Legislative and Regulatory Updates


Impact of the Tax Plan on Gene and Cell Therapy

Updated: December 21, 2017

Both chambers of the United States Congress ushered through a bill to drastically transform American tax policy. That reconciled bill is soon headed to the White House with a couple of added provisions that both maintain conditions for graduate researchers and reinstate a fraction of the Orphan Drug Tax Credit, a research incentive used to develop groundbreaking treatments for rare diseases.

Read ASGCT's Response

ASGCT Opposes Repeal of the Orphan Drug Tax Credit

Updated: December 12, 2017

In anticipation of reconciliation, ASGCT president Dr. Helen Heslop and Government Relations Committee chair Dr. Rachel Salzman sent a letter to the chairman of the Senate Finance Committee and member of the reconciliation committee for the Tax Cuts and Jobs Act. The letter calls upon Sen. Hatch to save the Orphan Drug Tax Credit (ODTC) as part of his long history as an advocate for rare disease research.

"The Society appreciates your long history of encouraging the innovation of treatment of rare diseases through your sponsorship of the Orphan Drug Act and the OPEN ACT and your service as Senate co-chair for the Rare Disease Congressional Caucus, among other efforts," the doctors wrote in their letter. "ASGCT urges you to continue this support by advocating for the preservation of the Orphan Drug Tax Credit in the final version of the Tax Cuts and Jobs Act."

The ODTC currently allows drug manufacturers to claim a tax credit of 50 percent of the qualified costs of clinical research and drug testing of orphan drugs. The House version of the Tax Cuts and Jobs Bill would completely repeal the tax credit, and the Senate version would reduce the ODTC rate to 27.5 percent (instead of current law’s 50 percent rate). A NORD/BIO economic analysis of the ODTC found that without the ODTC, approximately 33 percent fewer orphan therapies would have been developed over the previous 32 years, and 33 percent fewer orphan therapies will be developed going forward if the tax credit is repealed, which would be a critical blow to individuals with rare diseases. ASGCT signed onto a letter sent to House leaders signed by over 200 rare disease patient organizations opposing repeal of the ODTC.

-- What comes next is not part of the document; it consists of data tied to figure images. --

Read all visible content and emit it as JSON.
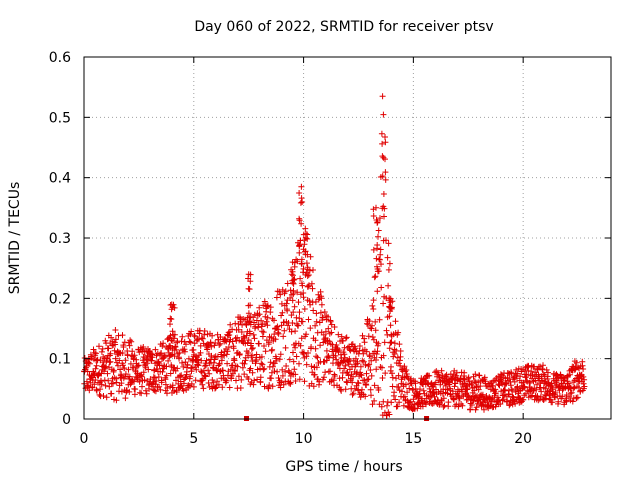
{
  "chart_data": {
    "type": "scatter",
    "title": "Day 060 of 2022, SRMTID for receiver ptsv",
    "xlabel": "GPS time / hours",
    "ylabel": "SRMTID / TECUs",
    "xlim": [
      0,
      24
    ],
    "ylim": [
      0,
      0.6
    ],
    "xticks": [
      0,
      5,
      10,
      15,
      20
    ],
    "yticks": [
      0,
      0.1,
      0.2,
      0.3,
      0.4,
      0.5,
      0.6
    ],
    "xtick_labels": [
      "0",
      "5",
      "10",
      "15",
      "20"
    ],
    "ytick_labels": [
      "0",
      "0.1",
      "0.2",
      "0.3",
      "0.4",
      "0.5",
      "0.6"
    ],
    "grid": true,
    "marker": "plus",
    "marker_color": "#e00000",
    "data_gaps_hours": [
      7.4,
      15.6
    ],
    "envelope": {
      "hours": [
        0.0,
        0.5,
        1.0,
        1.5,
        2.0,
        2.5,
        3.0,
        3.5,
        4.0,
        4.5,
        5.0,
        5.5,
        6.0,
        6.5,
        7.0,
        7.5,
        8.0,
        8.5,
        9.0,
        9.5,
        10.0,
        10.5,
        11.0,
        11.5,
        12.0,
        12.5,
        13.0,
        13.5,
        13.7,
        14.0,
        14.5,
        15.0,
        15.5,
        16.0,
        16.5,
        17.0,
        17.5,
        18.0,
        18.5,
        19.0,
        19.5,
        20.0,
        20.5,
        21.0,
        21.5,
        22.0,
        22.5,
        22.8
      ],
      "center": [
        0.07,
        0.08,
        0.085,
        0.09,
        0.085,
        0.08,
        0.08,
        0.085,
        0.09,
        0.095,
        0.1,
        0.1,
        0.095,
        0.1,
        0.11,
        0.11,
        0.12,
        0.13,
        0.14,
        0.16,
        0.2,
        0.15,
        0.12,
        0.1,
        0.09,
        0.08,
        0.1,
        0.15,
        0.2,
        0.12,
        0.06,
        0.04,
        0.045,
        0.05,
        0.05,
        0.05,
        0.045,
        0.045,
        0.04,
        0.05,
        0.05,
        0.06,
        0.06,
        0.06,
        0.05,
        0.05,
        0.07,
        0.075
      ],
      "spread": [
        0.03,
        0.04,
        0.05,
        0.06,
        0.05,
        0.04,
        0.04,
        0.04,
        0.05,
        0.05,
        0.05,
        0.05,
        0.045,
        0.05,
        0.06,
        0.06,
        0.07,
        0.08,
        0.09,
        0.1,
        0.15,
        0.1,
        0.06,
        0.05,
        0.05,
        0.04,
        0.08,
        0.15,
        0.25,
        0.1,
        0.04,
        0.025,
        0.025,
        0.03,
        0.03,
        0.03,
        0.03,
        0.03,
        0.025,
        0.025,
        0.03,
        0.03,
        0.03,
        0.03,
        0.025,
        0.03,
        0.035,
        0.03
      ]
    },
    "peaks": [
      {
        "hours": 4.0,
        "value": 0.19
      },
      {
        "hours": 7.5,
        "value": 0.24
      },
      {
        "hours": 9.5,
        "value": 0.26
      },
      {
        "hours": 9.9,
        "value": 0.385
      },
      {
        "hours": 10.1,
        "value": 0.3
      },
      {
        "hours": 13.3,
        "value": 0.35
      },
      {
        "hours": 13.6,
        "value": 0.535
      },
      {
        "hours": 13.9,
        "value": 0.2
      }
    ]
  }
}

Trainee Committee Opposes House Tax Bill Provision

Updated: December 1, 2017

The Trainee committee wrote a news article on how the The Tax Cuts and Jobs Act (HR 1) will hurt graduate students who receive tuition waivers from their universities. Currently, graduate students are only taxed on the stipends they receive from their academic institutions. However, the House aims to change that by counting tuition waivers as income. This change will harm the field of gene and cell therapy. The Trainee Committee explains Why the House Tax Plan on Tuition Waivers is Bad for Science and for America.

ASGCT Responds to CMMI Plan to Test New Pricing and Payment Models

Updated: November 16, 2017

ASGCT submitted a comment on November 16, 2017 to a request for information from the Center for Medicare and Medicaid Innovation (CMMI), which requested input on its plans to test models in eight focus areas, including new pricing and payment model designs for prescription drugs, with the goals of empowering beneficiaries as consumers, providing price transparency, increasing choices and competition to drive quality, reducing costs, and improving outcomes. ASGCT comments included a recommendation that CMMI consider testing existing and new payment methodologies for gene and cell therapies to ensure access to care to these durable and potentially curative treatments. Additionally, ASGCT recommended that if outcomes-based testing models for FDA-approved gene therapies are created, CMMI establishes a process to obtain input from experts in the field to contribute to identifying the criteria that will define successful outcomes, as well as the anticipated time frame for such criteria to be attained.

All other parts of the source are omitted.